Nyala api berkedip di depan mata Mu Chen, lalu secara bertahap menghancurkan pikirannya yang kosong, saat langit dan bumi muncul dengan jelas lagi dalam persepsinya. Kemudian, rasa sakit yang menusuk di telapak tangannya menyebabkan wajahnya berputar.
Dia perlahan menarik tinjunya, saat cahaya keemasan mulai melonjak. Tapi kali ini, kekuatannya jelas telah dikeluarkan hingga batasnya, jadi otot di tubuhnya tidak berdaya. Karena itu, dia menemukan bahwa dia bahkan tidak bisa menggerakkan kakinya!
Ini adalah tanda yang jelas bahwa dia telah menggunakan kekuatannya secara berlebihan. Mulut Mu Chen berkedut, saat dia hampir tidak menarik dirinya untuk berdiri di depan tablet batu, berharap tubuhnya tetap tegak dan tidak jatuh …
Berdengung.
Karena tubuh Mu Chen tidak berdaya, tablet batu hitam di depan akhirnya bergerak sedikit. Tanda merah cerah muncul di permukaan tablet, seolah-olah itu adalah urat darah.
Tablet batu kemudian bergetar, saat gumpalan aura kekacauan merah memancar keluar dari tablet batu. Aura kekacauan mengandung esensi yang sangat kaya.
Tampaknya esensi dari darah Binatang Ilahi Pemakan Surga dikumpulkan di dalamnya, jadi setelah Mu Chen hanya menghirup satu napas, tinjunya yang berdarah sepenuhnya pulih.
Daging dan darah di seluruh tubuhnya mendidih dan membuat suara rakus, seolah mereka akan melahap aura kekacauan ini dengan gila! Mata Mu Chen berbinar, menyadari bahwa aura kekacauan ini, dibandingkan dengan yang sebelumnya yang diterima Han Shan, Ink Blade dan Zong Teng, hampir selusin kali lebih kaya!
Ini adalah hadiah karena menyalakan kesembilan lampu perunggu. Itu memang hadiah mewah, yang sangat diinginkan semua orang.

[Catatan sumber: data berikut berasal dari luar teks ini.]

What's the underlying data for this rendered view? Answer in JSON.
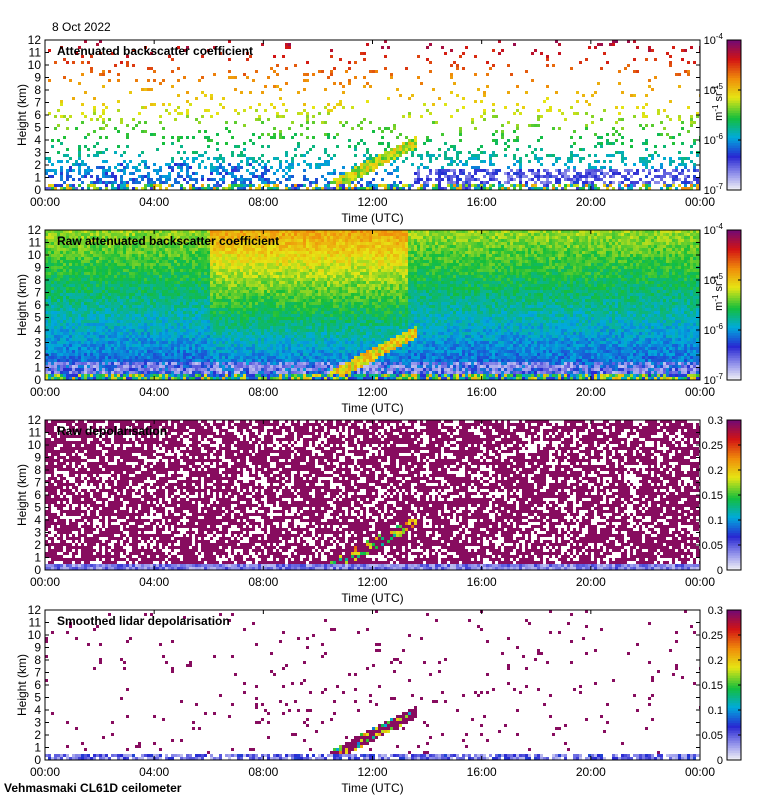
{
  "date": "8 Oct 2022",
  "footer": "Vehmasmaki CL61D ceilometer",
  "chart_data": [
    {
      "type": "heatmap",
      "title": "Attenuated backscatter coefficient",
      "xlabel": "Time (UTC)",
      "ylabel": "Height (km)",
      "xticks": [
        "00:00",
        "04:00",
        "08:00",
        "12:00",
        "16:00",
        "20:00",
        "00:00"
      ],
      "yticks": [
        "0",
        "1",
        "2",
        "3",
        "4",
        "5",
        "6",
        "7",
        "8",
        "9",
        "10",
        "11",
        "12"
      ],
      "ylim": [
        0,
        12
      ],
      "colorbar": {
        "scale": "log",
        "ticks": [
          "10-7",
          "10-6",
          "10-5",
          "10-4"
        ],
        "label": "m-1 sr-1"
      },
      "pattern": "sparse"
    },
    {
      "type": "heatmap",
      "title": "Raw attenuated backscatter coefficient",
      "xlabel": "Time (UTC)",
      "ylabel": "Height (km)",
      "xticks": [
        "00:00",
        "04:00",
        "08:00",
        "12:00",
        "16:00",
        "20:00",
        "00:00"
      ],
      "yticks": [
        "0",
        "1",
        "2",
        "3",
        "4",
        "5",
        "6",
        "7",
        "8",
        "9",
        "10",
        "11",
        "12"
      ],
      "ylim": [
        0,
        12
      ],
      "colorbar": {
        "scale": "log",
        "ticks": [
          "10-7",
          "10-6",
          "10-5",
          "10-4"
        ],
        "label": "m-1 sr-1"
      },
      "pattern": "dense"
    },
    {
      "type": "heatmap",
      "title": "Raw depolarisation",
      "xlabel": "Time (UTC)",
      "ylabel": "Height (km)",
      "xticks": [
        "00:00",
        "04:00",
        "08:00",
        "12:00",
        "16:00",
        "20:00",
        "00:00"
      ],
      "yticks": [
        "0",
        "1",
        "2",
        "3",
        "4",
        "5",
        "6",
        "7",
        "8",
        "9",
        "10",
        "11",
        "12"
      ],
      "ylim": [
        0,
        12
      ],
      "colorbar": {
        "scale": "linear",
        "ticks": [
          "0",
          "0.05",
          "0.1",
          "0.15",
          "0.2",
          "0.25",
          "0.3"
        ],
        "label": ""
      },
      "pattern": "depol"
    },
    {
      "type": "heatmap",
      "title": "Smoothed lidar depolarisation",
      "xlabel": "Time (UTC)",
      "ylabel": "Height (km)",
      "xticks": [
        "00:00",
        "04:00",
        "08:00",
        "12:00",
        "16:00",
        "20:00",
        "00:00"
      ],
      "yticks": [
        "0",
        "1",
        "2",
        "3",
        "4",
        "5",
        "6",
        "7",
        "8",
        "9",
        "10",
        "11",
        "12"
      ],
      "ylim": [
        0,
        12
      ],
      "colorbar": {
        "scale": "linear",
        "ticks": [
          "0",
          "0.05",
          "0.1",
          "0.15",
          "0.2",
          "0.25",
          "0.3"
        ],
        "label": ""
      },
      "pattern": "smooth"
    }
  ]
}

Hati Mu Chen dipenuhi dengan ekstasi. Kemudian, tanpa ragu, aura merah cerah dari kekacauan terhirup seluruhnya ke dalam tubuhnya.
Sementara Mu Chen menyerap aura kekacauan, kilatan dingin melintas di mata Zong Teng, saat dia berdiri di dekatnya. Dia melihat kelemahan Mu Chen saat ini, dan berpikir bahwa dia sekarang bisa mengambil kesempatan untuk menghapus yang terakhir dengan satu jari!
Pada pemikiran ini, Zong Teng tidak lagi ragu-ragu, tetapi keluar dengan tiba-tiba.
Aku akan merebut aura kekacauan itu!